The applause exploded thunderously last December 12th in the Dubai convention center. After a night of interminable discussions, at 11.15 the following morning, almost twenty hours behind schedule, the “transition towards an exit from fossil fuels” had fully entered the binding commitments for the international community. In the 334 days that have passed since then, the world scenario has been filled with new and heavy shadows. The Middle Eastern war has passed its thirteenth monthee, the Lebanese front has been added to the Gaza front, while the clash with Iran has reached the maximum level of tension. The Ukrainian conflict, meanwhile, is approaching its third consecutive year. Under the weight of weapons, the climate dossier has ended up at the bottom of the agendas of international leaders.

Meanwhile, emissions reached a new record: 57.1 gigatons of greenhouse gases, +1.3 percent compared to the previous year. At this rate, temperatures will increase by 3.1 degrees by 2100, more than double the equilibrium threshold. Only a drastic change of pace can avoid “the burning of the planet”, to paraphrase Secretary General António Guterres. This is what the 197 member countries plus the EU of the UN Convention against Climate Change (UNFCCC) are called to do, who will meet in Baku, Azerbaigi from tomorrowan, for the 29th Conference of the Parties or COP29. The conditions, however, are far from favourable. The heads of state and government of the main economies have already given a lump sum. One after the other, the American Joe Biden, the leader of the European Commission, Ursula von der Leyen, and the Brazilian Luiz Inácio Lula da Silva declined the invitation, citing different reasons. The leaders of China, Japan, Australia and Mexico did the same. Italian Prime Minister Giorgia Meloni is in doubt. Papua New Guinea withdrew in protest at the slow pace of negotiations. Intellectuals, especially French, promote the boycott against Ilham Aliyev’s Azerbaijani regime.

It is no secret, in any case, that, in general, Baku is considered a transition Cop in view of the 2025 appointment: the great Amazonian conference in Belém do Pará, which should inaugurate the five-year acceleration in the ecological transition. Lula had wanted it to mark the season of the deniers in power, first of all his predecessor, Jair Bolsonaro. Now, Donald Trump’s return to the White House, five days before the Baku summit, shuffles the cards once again. «Precisely in this geopolitical phase – he underlines Alex Scott, climate diplomacy expert at Ecco – it is more important than ever to intensify the effort for COP29 to achieve its goals». First of all, the main objective of the Conference: to establish the amount of aid that the North of the world will have to provide to the South starting from 2026 to reduce emissions – mitigation – and minimize the impacts of global warming and adaptation. The New collective quantified goal – as it is called in technical jargon – will have to replace the current sum of 100 billion per year decided in 2009 for the five-year period 2020-2025. In reality – say the most accredited estimates – the figure was only reached in 2022 and, due to the lack of an effective monitoring system, a large part of the money arrived in the form of loans, increasing the burden of the debt. Or it didn’t go where it really needed to. Furthermore, the indicated quantity is already obsolete due to the worsening of the climate crisis. According to experts, it must be multiplied, at least, by five.

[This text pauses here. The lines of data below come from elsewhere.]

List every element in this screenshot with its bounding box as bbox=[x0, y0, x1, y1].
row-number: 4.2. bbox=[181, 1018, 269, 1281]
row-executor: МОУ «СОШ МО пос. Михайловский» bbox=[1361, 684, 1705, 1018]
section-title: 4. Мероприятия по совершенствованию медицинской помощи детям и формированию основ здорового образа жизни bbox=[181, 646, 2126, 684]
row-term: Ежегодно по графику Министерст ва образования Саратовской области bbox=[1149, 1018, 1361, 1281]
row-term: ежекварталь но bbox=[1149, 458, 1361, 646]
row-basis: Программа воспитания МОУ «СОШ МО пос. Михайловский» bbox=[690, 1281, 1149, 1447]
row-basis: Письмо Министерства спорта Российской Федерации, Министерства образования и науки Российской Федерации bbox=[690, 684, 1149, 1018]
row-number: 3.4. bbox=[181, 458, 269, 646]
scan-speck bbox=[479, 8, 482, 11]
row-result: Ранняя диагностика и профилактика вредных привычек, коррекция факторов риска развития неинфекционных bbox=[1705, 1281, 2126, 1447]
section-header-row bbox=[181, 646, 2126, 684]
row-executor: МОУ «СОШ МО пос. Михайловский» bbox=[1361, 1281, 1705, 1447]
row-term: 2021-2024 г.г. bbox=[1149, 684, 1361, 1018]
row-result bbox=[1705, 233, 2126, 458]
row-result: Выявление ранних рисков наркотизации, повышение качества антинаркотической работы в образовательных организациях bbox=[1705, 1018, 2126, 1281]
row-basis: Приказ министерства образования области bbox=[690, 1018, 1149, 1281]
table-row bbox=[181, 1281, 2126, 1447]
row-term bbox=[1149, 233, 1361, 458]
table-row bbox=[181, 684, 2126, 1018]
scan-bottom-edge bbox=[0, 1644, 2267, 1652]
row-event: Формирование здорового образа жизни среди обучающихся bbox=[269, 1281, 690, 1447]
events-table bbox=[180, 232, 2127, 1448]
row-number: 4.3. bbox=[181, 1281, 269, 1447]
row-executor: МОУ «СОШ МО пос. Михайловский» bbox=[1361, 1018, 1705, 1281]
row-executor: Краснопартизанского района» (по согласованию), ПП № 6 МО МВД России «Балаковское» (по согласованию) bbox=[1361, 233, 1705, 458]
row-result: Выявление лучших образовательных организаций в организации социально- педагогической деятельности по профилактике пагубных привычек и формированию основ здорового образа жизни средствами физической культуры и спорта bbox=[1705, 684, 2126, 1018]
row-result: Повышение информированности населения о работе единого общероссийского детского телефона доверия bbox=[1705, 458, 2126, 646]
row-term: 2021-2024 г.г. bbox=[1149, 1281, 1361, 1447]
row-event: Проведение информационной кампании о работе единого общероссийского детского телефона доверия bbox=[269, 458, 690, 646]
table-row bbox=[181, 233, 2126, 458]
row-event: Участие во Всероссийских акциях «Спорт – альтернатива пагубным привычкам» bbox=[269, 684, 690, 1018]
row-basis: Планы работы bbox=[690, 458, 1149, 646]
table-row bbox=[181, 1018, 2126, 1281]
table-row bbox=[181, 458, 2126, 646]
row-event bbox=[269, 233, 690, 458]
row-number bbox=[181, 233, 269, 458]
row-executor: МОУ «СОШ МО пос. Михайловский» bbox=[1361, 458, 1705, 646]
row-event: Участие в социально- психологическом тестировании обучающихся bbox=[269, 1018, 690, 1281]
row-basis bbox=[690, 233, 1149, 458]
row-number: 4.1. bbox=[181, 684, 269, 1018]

«But, in reality, we need a trillion dollars. This is not an unattainable goal, adding private funding to public funds. The point is the will”, concludes Alex Scott. I just don’t have a question of how much. The other crucial point is who will have to contribute: the old industrializing powers are pushing to include the emerging economies among the taxpayers, which resist. The negotiations, already delicate, therefore, will also have to move on the thin ridge between the need to stem overheating and the urgency of not digging a new furrow between the global North and South in a world disfigured by fractures.